Dusenberry v. Dusenberry

87 N.C. App. 490 | N.C. Ct. App. | 1987

WELLS, Judge.

The defendant asks us to review three orders entered by the district court below: (1) an equitable distribution order that failed expressly to provide for payment of post-judgment interest on the marital property awarded, (2) an order denying two N.C. Gen. Stat. § 1A-1, Rule 59(e) of the Rules of Civil Procedure, motions to alter or amend a judgment, and (3) an order dismissing an appeal. Of these three orders we need only deal with the latter two, inasmuch as our affirmance of them precludes review of the equitable distribution award.

As indicated above, the district court’s second Order Distributing Marital Property of 7 May 1986 made no express provision for payment of post-judgment interest to defendant. On 15 May defendant served on plaintiff a Motion to Amend or Alter Judgment, which read in its entirety as follows:

Now COMES the Defendant, by and through Counsel, who moves this Honorable Court pursuant to Rule 59(e) to alter or amend the judgment entered by this Court in its Order dated May 7, 1986.
This is the 15th day of May, 1986.

On 23 May the defendant served on plaintiff an Amended Motion to Alter or Amend Judgment. In this second motion defendant expressly requested the court to amend the 7 May judgment to provide for post-judgment interest. As stated above, on 27 June the *492district court signed an order denying both of defendant’s Rule 59(e) motions.

Plaintiff contends that the 15 May motion was properly denied because it failed to comply with Rule 7(b)(1) of the Rules of Civil Procedure. We agree. Rule 7(b)(1) provides, in pertinent part: “An application to the court for an order shall be by motion which . . . shall be made by writing, shall state the grounds therefor, and shall set forth the relief or order sought.” [Emphasis added.] A bare-bones motion like that of 15 May, which neither states the grounds nor specifies the relief sought, fails to inform either the court or the adverse party of what the movant wants. Such complete failure to give notice cannot fairly be passed off as a technical defect, as defendant would persuade us. For where court and adverse party cannot comprehend the basis of a motion, they are rendered powerless to respond to it.

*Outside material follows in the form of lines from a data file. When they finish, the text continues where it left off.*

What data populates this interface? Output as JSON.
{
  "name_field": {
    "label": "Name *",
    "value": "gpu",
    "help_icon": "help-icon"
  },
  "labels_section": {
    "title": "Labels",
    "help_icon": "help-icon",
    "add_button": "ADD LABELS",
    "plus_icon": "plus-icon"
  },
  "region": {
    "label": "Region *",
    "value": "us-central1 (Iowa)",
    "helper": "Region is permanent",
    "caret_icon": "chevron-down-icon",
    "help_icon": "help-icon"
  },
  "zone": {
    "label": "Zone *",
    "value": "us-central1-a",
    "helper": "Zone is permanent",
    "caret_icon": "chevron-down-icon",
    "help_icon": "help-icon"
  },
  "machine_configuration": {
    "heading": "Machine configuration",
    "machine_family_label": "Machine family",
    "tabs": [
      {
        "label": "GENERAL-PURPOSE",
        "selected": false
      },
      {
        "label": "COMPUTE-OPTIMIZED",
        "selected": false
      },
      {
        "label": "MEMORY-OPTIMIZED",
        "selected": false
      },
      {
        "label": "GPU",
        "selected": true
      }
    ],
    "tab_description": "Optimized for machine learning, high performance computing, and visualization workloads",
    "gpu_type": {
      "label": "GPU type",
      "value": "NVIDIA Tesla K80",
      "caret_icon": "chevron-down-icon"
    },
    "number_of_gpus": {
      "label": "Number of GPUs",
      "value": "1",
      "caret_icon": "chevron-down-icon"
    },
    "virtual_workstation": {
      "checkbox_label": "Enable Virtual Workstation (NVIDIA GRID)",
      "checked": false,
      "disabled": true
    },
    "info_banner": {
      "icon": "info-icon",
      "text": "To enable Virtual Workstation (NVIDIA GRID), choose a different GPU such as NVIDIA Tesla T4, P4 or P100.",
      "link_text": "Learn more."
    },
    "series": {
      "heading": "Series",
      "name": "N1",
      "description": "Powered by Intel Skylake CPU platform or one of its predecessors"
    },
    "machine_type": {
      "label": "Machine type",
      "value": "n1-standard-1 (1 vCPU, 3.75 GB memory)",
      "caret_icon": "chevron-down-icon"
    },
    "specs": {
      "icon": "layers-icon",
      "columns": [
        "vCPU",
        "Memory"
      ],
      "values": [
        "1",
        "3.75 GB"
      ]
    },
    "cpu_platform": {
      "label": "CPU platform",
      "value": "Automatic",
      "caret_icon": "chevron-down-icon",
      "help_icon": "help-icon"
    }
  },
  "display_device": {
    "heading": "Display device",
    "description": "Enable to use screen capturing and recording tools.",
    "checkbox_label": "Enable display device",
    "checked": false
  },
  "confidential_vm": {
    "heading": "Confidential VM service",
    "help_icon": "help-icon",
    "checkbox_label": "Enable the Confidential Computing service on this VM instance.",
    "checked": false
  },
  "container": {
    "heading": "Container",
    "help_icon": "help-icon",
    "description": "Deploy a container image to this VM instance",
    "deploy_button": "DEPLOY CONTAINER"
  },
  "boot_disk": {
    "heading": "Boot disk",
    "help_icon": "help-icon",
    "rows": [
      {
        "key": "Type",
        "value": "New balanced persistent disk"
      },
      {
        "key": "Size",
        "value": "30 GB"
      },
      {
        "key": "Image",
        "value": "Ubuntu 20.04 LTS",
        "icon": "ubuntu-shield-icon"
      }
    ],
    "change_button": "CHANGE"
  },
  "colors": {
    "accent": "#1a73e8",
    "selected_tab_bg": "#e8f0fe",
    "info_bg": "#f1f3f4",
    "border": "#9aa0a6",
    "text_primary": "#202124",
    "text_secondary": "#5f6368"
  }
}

Defendant’s Amended Motion to Alter or Amend Judgment of 23 May was served 16 days after the equitable distribution order was entered and was therefore untimely. It follows that the trial court’s denial was proper. In sum, we affirm the trial court’s order denying both of defendant’s Rule 59(e) motions.

The district court dismissed defendant’s appeal because counsel for defendant had not, within ten days of entry of the 7 May distribution order, either given proper notice of appeal or filed “a proper Rule 59(e) motion . . . adequate to suspend the finality of the Court’s May 7, 1986 Order or stay the running of the appeal time.” [Emphasis added.] Apparently, the trial court reasoned that if a Rule 59(e) motion fails to comply with the requirements of Rule 7(b) of the Rules of Civil Procedure, it is ipso facto ineffective to suspend the running of the appeal time. We agree. Rule 59(c) provides as follows: “A motion to alter or amend the judgment under section (a) of this rule shall be served not later than 10 days after entry of the judgment.” In order to suspend the running of the appeal clock, a Rule 59(e) motion must not only be timely served, it must also meet the demands of Rule 7(b). In the present case, since defendant’s first Rule 59(e) motion failed either to state the grounds or set forth the relief sought, it was ineffective to toll the running of the appeal clock. Therefore, the trial court’s dismissal of defendant’s appeal is affirmed.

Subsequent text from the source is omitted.